For a destructive mutation tool with no annotations and no output schema, the description provides basic purpose and some context but lacks important behavioral details. The 'Qiita Team only' restriction adds value, but without information about permissions, error handling, or success responses, the description feels incomplete for a tool that permanently modifies data.

Complex tools with many parameters or behaviors need more documentation. Simple tools need less. This dimension scales expectations accordingly.

Parameters3/5

Does the description clarify parameter syntax, constraints, interactions, or defaults beyond what the schema provides?

The input schema has 100% description coverage, with both parameters clearly documented. The description doesn't add any additional semantic information about the parameters beyond what's already in the schema (comment_id and reaction_name). According to scoring rules, when schema_description_coverage is high (>80%), the baseline is 3 even with no parameter information in the description.

Input schemas describe structure but not intent. Descriptions should explain non-obvious parameter relationships and valid value ranges.

Purpose4/5

Does the description clearly state what the tool does and how it differs from similar tools?
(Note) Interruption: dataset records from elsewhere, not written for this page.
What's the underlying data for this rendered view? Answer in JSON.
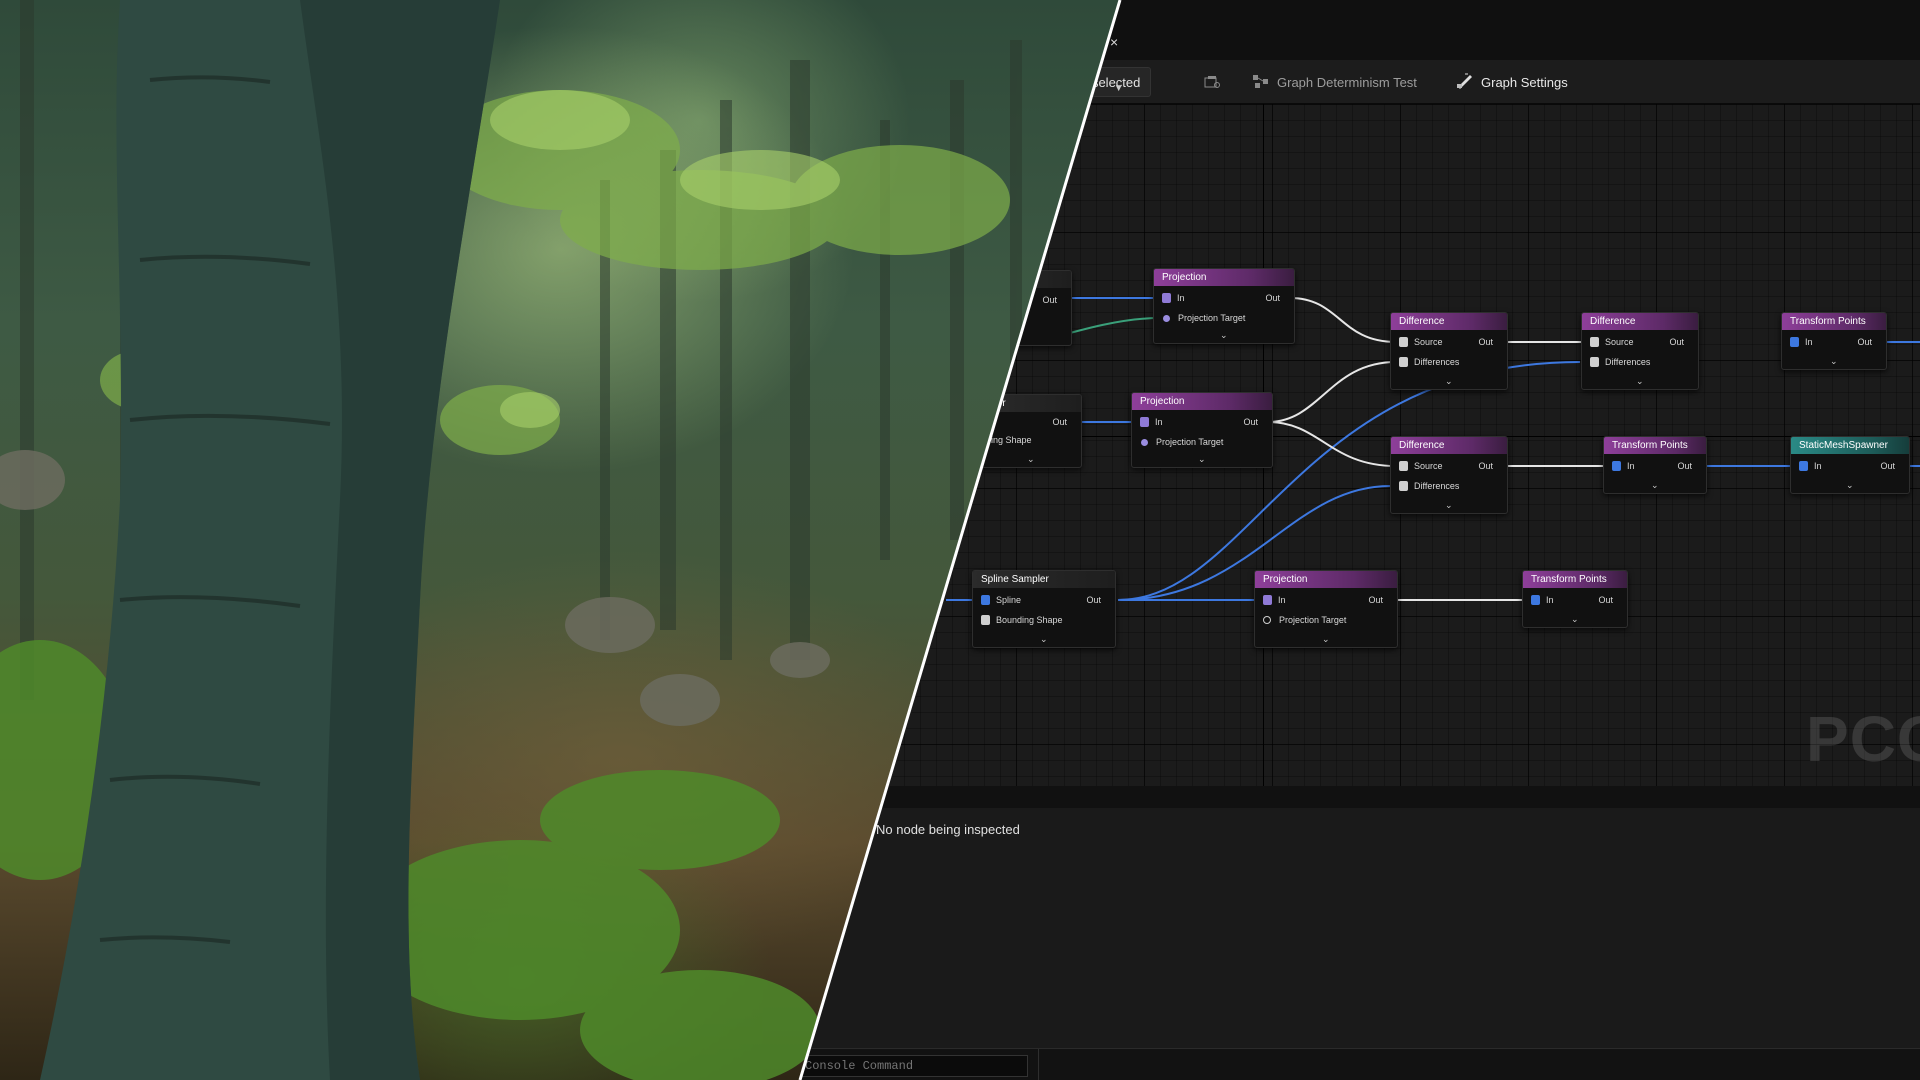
{
  "toolbar": {
    "debug_object": "ect selected",
    "determinism_test": "Graph Determinism Test",
    "graph_settings": "Graph Settings"
  },
  "tab": {
    "close": "×"
  },
  "nodes": {
    "n0": {
      "out": "Out"
    },
    "n1": {
      "title": "pler",
      "out": "Out",
      "pin": "ing Shape"
    },
    "p1": {
      "title": "Projection",
      "in": "In",
      "out": "Out",
      "target": "Projection Target"
    },
    "p2": {
      "title": "Projection",
      "in": "In",
      "out": "Out",
      "target": "Projection Target"
    },
    "d1": {
      "title": "Difference",
      "source": "Source",
      "out": "Out",
      "diff": "Differences"
    },
    "d2": {
      "title": "Difference",
      "source": "Source",
      "out": "Out",
      "diff": "Differences"
    },
    "d3": {
      "title": "Difference",
      "source": "Source",
      "out": "Out",
      "diff": "Differences"
    },
    "t1": {
      "title": "Transform Points",
      "in": "In",
      "out": "Out"
    },
    "t2": {
      "title": "Transform Points",
      "in": "In",
      "out": "Out"
    },
    "t3": {
      "title": "Transform Points",
      "in": "In",
      "out": "Out"
    },
    "sms": {
      "title": "StaticMeshSpawner",
      "in": "In",
      "out": "Out"
    },
    "ss": {
      "title": "Spline Sampler",
      "spline": "Spline",
      "out": "Out",
      "shape": "Bounding Shape"
    },
    "p3": {
      "title": "Projection",
      "in": "In",
      "out": "Out",
      "target": "Projection Target"
    }
  },
  "watermark": "PCG",
  "inspector": {
    "message": "No node being inspected"
  },
  "console": {
    "placeholder": "Console Command"
  },
  "colors": {
    "node_header_purple": "#8e3f9a",
    "node_header_teal": "#2a8a86",
    "wire_blue": "#3d78e0",
    "wire_white": "#e6e6e6",
    "wire_green": "#3aa07a",
    "debug_cyan": "#19e0e0"
  },
  "icons": {
    "tab_close": "close-icon",
    "dropdown": "chevron-down-icon",
    "browse": "browse-icon",
    "determinism": "determinism-icon",
    "settings": "graph-settings-icon"
  }
}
The description clearly states the action ('Delete') and target resource ('emoji reaction from a comment'), making the purpose immediately understandable. It distinguishes this tool from other deletion tools like delete_comment or delete_item_reaction by specifying it's for comment reactions. However, it doesn't explicitly mention the 'Qiita Team only' restriction as part of the core purpose, which slightly reduces specificity.

Agents choose between tools based on descriptions. A clear purpose with a specific verb and resource helps agents select the right tool.

Usage Guidelines3/5

Does the description explain when to use this tool, when not to, or what alternatives exist?

The description provides some contextual guidance with the 'Qiita Team only' restriction, which helps determine when this tool is applicable. However, it doesn't explicitly state when to use this versus alternatives like delete_item_reaction or provide any guidance about prerequisites (e.g., needing to have added the reaction first). The guidance is implied rather than explicit.

Agents often have multiple tools that could apply. Explicit usage guidance like "use X instead of Y when Z" prevents misuse.